-Re: Flume compression peculiar behaviour while processing compressed files by a map reduce job
Does anyone have any inputs about why below mentioned behaviour might
On 10/26/2012 06:32 PM, Jagadish Bihani wrote:
> Same thing happens even for gzip.
> On 10/26/2012 04:30 PM, Jagadish Bihani wrote:
>> I have a very peculiar scenario.
>> 1. My HDFS sink creates a bz2 file. File is perfectly fine I can
>> decompress it and
>> read it.
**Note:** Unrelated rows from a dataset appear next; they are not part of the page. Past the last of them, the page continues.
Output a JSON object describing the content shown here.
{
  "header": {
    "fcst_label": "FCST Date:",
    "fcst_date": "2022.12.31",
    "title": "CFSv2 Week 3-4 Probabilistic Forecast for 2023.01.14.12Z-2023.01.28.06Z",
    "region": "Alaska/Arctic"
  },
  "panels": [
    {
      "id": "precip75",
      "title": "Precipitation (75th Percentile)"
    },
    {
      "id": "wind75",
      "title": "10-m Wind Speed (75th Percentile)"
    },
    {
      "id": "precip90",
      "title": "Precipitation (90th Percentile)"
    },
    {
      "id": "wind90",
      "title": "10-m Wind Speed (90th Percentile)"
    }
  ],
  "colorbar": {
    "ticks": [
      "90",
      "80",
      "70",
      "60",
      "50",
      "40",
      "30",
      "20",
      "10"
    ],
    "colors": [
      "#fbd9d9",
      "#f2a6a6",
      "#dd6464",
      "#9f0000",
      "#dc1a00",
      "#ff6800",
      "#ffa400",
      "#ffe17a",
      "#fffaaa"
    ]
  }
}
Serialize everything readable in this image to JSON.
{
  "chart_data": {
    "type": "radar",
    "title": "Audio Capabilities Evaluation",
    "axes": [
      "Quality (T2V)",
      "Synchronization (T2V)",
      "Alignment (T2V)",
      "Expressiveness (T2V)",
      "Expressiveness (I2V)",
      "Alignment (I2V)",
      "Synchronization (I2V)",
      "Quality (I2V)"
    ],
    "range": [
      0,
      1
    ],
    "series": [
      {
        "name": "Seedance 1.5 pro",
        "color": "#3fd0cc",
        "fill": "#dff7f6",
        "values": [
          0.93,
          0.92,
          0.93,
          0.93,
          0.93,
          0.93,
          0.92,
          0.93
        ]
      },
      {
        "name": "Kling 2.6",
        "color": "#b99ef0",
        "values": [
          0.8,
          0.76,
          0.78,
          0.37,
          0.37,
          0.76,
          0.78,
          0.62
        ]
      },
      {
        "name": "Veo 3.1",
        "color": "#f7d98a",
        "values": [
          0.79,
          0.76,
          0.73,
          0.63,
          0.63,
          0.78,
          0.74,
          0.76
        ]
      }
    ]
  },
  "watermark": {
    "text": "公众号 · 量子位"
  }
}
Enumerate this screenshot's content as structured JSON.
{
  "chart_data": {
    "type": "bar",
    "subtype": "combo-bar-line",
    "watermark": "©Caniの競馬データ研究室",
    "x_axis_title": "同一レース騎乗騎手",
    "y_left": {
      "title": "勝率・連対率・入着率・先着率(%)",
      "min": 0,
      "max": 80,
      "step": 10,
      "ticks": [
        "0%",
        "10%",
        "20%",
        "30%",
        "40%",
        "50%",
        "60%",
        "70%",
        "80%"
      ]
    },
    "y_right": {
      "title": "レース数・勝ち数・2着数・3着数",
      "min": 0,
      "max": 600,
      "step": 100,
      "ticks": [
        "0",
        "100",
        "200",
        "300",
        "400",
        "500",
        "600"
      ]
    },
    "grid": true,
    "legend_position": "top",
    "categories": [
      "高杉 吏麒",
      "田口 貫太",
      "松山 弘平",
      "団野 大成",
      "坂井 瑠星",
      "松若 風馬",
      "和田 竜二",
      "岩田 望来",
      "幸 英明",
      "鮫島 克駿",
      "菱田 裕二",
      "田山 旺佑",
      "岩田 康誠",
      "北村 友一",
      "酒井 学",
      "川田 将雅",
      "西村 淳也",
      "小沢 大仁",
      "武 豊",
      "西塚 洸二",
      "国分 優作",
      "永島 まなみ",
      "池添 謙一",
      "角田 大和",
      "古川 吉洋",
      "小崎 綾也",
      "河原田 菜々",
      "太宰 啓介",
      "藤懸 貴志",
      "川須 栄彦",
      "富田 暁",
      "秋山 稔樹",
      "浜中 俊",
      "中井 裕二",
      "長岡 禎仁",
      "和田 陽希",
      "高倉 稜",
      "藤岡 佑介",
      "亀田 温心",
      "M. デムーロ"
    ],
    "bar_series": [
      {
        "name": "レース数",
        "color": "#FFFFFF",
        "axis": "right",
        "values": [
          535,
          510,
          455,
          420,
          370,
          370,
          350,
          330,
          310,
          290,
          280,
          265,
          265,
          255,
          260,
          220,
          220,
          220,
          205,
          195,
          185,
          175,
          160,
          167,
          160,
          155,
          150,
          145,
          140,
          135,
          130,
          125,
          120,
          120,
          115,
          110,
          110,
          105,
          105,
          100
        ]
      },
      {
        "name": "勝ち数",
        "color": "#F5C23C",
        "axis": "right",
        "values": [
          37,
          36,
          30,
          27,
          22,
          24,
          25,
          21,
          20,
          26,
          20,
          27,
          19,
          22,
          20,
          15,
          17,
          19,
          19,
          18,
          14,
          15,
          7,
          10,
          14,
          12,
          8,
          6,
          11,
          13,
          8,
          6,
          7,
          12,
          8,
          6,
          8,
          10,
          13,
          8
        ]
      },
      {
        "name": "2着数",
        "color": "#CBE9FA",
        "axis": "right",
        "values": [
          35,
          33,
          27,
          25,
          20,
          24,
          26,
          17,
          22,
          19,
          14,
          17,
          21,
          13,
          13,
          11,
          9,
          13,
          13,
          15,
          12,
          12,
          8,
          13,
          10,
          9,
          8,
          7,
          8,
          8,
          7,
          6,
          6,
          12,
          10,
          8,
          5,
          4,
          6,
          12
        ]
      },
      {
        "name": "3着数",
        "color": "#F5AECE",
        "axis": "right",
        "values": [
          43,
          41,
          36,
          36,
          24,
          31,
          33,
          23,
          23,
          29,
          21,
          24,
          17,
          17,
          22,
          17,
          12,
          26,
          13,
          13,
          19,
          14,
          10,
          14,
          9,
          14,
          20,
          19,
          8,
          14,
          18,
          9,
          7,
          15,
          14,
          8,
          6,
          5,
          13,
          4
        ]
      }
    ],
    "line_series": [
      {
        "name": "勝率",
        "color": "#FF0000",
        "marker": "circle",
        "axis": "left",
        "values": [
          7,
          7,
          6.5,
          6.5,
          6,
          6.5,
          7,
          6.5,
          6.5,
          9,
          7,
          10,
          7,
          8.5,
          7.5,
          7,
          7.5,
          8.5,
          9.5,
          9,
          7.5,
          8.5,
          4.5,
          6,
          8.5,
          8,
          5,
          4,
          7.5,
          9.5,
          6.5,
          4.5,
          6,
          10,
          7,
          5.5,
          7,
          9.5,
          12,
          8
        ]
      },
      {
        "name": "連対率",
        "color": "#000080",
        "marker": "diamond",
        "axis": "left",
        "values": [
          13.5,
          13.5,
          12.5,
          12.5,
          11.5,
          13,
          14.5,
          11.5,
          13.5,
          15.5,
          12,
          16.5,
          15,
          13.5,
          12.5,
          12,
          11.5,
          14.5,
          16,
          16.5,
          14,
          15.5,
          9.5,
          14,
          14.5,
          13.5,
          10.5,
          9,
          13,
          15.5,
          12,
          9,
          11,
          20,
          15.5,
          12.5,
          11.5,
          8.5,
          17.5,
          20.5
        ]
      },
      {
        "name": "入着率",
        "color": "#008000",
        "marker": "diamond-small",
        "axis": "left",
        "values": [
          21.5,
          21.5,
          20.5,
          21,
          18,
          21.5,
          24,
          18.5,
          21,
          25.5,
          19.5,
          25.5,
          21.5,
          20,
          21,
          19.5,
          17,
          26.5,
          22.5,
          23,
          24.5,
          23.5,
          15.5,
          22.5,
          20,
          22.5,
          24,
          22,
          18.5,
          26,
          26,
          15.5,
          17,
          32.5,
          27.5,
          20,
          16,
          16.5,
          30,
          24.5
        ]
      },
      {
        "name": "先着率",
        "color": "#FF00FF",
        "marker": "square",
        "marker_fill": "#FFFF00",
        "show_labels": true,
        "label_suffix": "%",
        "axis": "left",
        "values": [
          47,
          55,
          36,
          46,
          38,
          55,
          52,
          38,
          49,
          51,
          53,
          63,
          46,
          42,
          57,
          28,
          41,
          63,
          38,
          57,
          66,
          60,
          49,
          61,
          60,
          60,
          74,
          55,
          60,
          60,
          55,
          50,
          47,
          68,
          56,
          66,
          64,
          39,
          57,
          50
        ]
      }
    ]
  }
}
It has 0.2 million records.
>> 2. Now I give that file to map-reduce job (hadoop 1.0.3) and
>> surprisingly it only
>> reads first 100 records.
>> 3. I then decompress the same file on local file system and use bzip2
>> command of
>> linux to again compress it and copy to HDFS.
>> 4. Now I run the map -reduce job and this time it correctly processes
>> all the records.
>> I think flume agent writes compressed data to HDFS file in batches.
>> And somehow
>> bzip2 codec used by hadoop uses only first part of it.
>> This way bz2 files generated by Flume, if used directly, can't be
>> processed by Map reduce job.
>> Is there any solution to it?
>> Any inputs about other compression formats?
>> Flume 1.2.0 (Raw version; downloaded from
>> Hadoop 1.0.3